Valid reason for dismissal
The Bill has made it clear that whether a person sexually harassed another person in connection with that person’s employment can be a valid reason for dismissal for the purposes of the unfair dismissal régime in the FW Act.
Extension of the operation of the SD Act
The Bill amendments the SD Act to clarify that it extends to all members of parliament, judges, staff and consultants employed under the Members of Parliament (Staff) Act 1984 by including them in the definition of ‘Commonwealth employee’. An exemption for state public servants from the operation of the SD Act has also been removed.
Harassment on the grounds of sex
This proposed amendment provides that, in addition to sexual harassment (which requires conduct to be of a sexual nature), a person can be harassed on the ground of sex if by reason of the sex of a person, or a characteristic that appertains or is imputed to persons of the sex of a person, another person engages in unwelcome conduct of a seriously demeaning nature. The conduct must occur in circumstances in which a reasonable person, having regard to all the circumstances, would have anticipated the possibility that the person harassed would be offended, humiliated or intimidated.

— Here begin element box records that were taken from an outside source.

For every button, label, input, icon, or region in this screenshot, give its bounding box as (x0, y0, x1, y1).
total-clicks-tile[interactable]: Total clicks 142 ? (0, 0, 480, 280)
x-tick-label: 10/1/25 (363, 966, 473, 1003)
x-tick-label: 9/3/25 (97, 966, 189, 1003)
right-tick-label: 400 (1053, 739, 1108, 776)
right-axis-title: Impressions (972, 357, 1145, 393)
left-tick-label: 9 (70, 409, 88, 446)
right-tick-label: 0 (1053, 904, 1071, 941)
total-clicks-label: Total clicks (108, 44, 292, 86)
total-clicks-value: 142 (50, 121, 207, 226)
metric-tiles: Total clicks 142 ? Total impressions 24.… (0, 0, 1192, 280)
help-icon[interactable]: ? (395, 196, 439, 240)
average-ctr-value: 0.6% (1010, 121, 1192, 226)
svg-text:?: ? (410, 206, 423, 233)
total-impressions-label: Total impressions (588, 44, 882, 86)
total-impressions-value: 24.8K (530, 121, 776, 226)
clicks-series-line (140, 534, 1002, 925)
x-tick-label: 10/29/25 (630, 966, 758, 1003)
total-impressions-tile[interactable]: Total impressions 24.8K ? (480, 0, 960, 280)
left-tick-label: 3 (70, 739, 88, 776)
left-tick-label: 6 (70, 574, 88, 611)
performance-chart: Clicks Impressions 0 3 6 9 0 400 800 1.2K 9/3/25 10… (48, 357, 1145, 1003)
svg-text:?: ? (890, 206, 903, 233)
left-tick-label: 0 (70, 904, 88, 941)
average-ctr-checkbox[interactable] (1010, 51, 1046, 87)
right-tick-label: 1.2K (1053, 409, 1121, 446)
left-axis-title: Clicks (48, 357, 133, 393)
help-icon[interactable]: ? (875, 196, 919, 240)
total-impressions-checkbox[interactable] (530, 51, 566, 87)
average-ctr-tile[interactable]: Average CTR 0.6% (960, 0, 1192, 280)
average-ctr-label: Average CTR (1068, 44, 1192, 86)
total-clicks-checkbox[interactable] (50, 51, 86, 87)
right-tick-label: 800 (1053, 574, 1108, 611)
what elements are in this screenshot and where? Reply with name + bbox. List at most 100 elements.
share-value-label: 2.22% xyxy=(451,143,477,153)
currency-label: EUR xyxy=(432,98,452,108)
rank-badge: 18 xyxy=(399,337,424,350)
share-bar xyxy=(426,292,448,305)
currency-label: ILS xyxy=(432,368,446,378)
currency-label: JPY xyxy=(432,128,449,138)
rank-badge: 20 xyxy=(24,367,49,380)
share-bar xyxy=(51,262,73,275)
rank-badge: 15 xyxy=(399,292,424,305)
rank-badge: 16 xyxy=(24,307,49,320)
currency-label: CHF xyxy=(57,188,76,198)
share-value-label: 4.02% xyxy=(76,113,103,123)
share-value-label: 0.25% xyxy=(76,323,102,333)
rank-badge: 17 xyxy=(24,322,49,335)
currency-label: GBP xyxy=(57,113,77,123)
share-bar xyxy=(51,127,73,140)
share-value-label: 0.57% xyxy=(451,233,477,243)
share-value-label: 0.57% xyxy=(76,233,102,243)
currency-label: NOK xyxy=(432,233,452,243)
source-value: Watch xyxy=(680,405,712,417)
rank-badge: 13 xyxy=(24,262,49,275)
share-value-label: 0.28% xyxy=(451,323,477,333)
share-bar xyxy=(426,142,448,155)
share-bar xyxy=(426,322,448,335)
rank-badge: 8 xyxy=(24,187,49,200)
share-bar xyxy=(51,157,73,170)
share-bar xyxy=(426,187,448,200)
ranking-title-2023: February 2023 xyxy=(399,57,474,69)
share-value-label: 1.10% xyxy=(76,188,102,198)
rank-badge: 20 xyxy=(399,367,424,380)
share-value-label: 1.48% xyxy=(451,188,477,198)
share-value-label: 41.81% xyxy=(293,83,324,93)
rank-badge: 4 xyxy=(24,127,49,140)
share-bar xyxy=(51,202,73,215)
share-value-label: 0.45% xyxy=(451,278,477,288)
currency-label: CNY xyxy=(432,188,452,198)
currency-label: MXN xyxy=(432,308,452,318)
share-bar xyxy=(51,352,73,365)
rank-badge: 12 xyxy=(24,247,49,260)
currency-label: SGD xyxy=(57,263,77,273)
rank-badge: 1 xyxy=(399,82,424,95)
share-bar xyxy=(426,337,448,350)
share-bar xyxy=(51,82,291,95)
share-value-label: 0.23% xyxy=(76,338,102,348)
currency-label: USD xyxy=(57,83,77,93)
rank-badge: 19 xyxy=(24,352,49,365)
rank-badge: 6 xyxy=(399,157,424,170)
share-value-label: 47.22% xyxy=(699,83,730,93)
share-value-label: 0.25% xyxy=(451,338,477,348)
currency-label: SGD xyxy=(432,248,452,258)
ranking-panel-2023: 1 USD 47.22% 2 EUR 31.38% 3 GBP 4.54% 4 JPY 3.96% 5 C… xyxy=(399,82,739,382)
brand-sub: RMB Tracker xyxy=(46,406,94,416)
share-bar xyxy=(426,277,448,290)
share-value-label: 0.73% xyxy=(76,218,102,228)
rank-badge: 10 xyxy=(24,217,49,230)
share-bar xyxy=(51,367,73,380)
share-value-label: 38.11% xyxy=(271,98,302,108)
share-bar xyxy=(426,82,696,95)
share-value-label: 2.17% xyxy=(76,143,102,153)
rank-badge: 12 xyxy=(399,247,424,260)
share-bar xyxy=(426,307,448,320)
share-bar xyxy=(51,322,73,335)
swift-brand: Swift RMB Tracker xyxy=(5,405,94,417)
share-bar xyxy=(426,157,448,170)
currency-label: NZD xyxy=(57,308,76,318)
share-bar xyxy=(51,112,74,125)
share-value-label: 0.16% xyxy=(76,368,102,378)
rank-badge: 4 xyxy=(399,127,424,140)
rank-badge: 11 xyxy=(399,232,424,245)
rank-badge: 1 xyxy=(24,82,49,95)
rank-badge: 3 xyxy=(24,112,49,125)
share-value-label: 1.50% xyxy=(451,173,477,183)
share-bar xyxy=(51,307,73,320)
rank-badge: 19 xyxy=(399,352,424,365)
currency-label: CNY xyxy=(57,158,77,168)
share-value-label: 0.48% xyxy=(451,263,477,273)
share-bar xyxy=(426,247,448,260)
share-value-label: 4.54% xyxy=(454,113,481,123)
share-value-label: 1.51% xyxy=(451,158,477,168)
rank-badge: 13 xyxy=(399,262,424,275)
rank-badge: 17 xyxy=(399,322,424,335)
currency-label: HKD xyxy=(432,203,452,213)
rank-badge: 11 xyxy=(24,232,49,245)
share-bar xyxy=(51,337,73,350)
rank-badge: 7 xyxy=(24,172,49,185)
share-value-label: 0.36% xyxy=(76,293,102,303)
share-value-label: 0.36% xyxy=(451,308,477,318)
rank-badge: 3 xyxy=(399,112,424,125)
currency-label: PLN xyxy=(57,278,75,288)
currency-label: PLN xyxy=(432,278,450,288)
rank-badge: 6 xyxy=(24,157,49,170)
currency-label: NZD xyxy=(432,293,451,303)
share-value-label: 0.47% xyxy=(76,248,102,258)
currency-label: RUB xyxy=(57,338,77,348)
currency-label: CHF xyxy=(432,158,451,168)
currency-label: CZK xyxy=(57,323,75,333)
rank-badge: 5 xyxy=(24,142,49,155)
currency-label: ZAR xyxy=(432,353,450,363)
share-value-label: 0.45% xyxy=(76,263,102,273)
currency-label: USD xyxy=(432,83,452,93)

This new provision reflects the prohibition on sex-based discrimination in the SD Act, and as such it will not only prohibit harassment on the basis of someone’s sex; it will also make it unlawful to harass a person because of a physical characteristic that relates to sex (for example, a woman’s pregnancy) or that society generally imputes to a particular sex (for example, carers responsibilities). The EM makes it clear that although there may be overlap between these three grounds in practice, as the reason for the harassing conduct may be a combination of someone’s sex and characteristics appertaining generally to members of their sex, this does not prevent a claim being made.
Sexual harassment and WHS
The definition of Persons Conducting a Business or Undertaking (PCBU), from the model Work Health and Safety Act 2011, is to be inserted into the SD Act to ensure its prohibition on sexual harassment and harassment on the ground of sex are extended to PCBUs (who have obligations in respect of a broad range of paid and unpaid workers such as interns, volunteers and self-employed workers) as well as employers.
As noted in the EM, the amendments to the SD Act provide greater clarity around when sexual harassment and harassment on the ground of sex is unlawful in the workplace. This includes a prohibition on sexual harassment or harassment on the ground of sex by a PCBU towards a worker or potential worker, and by a worker towards another worker.
A new victimisation provision in the SD Act makes it clear that it is unlawful for a person to commit an act of victimisation against another person, and confirms that a civil application of unlawful discrimination may be made in response to an act of victimisation. This provision will operate alongside the existing criminal offence of victimisation in the SD Act
Liability of third persons
The provision of the SD Act which deals with the liability of persons who ’cause, instruct, induce, aid or permit’ another person to do an act that is unlawful will be amended to ensure it applies to sexual harassment and harassment on the grounds of sex. An example provided by the EM is if a manager encourages one of their junior staff to sexually harass another staff member, the manager may be held liable as an accessory to the harassment.
The Bill has been referred to the Senate Education and Employment Legislation Committee which will report on 6 August 20021. We will keep a close eye on the Bill’s progress and provide an update with any developments.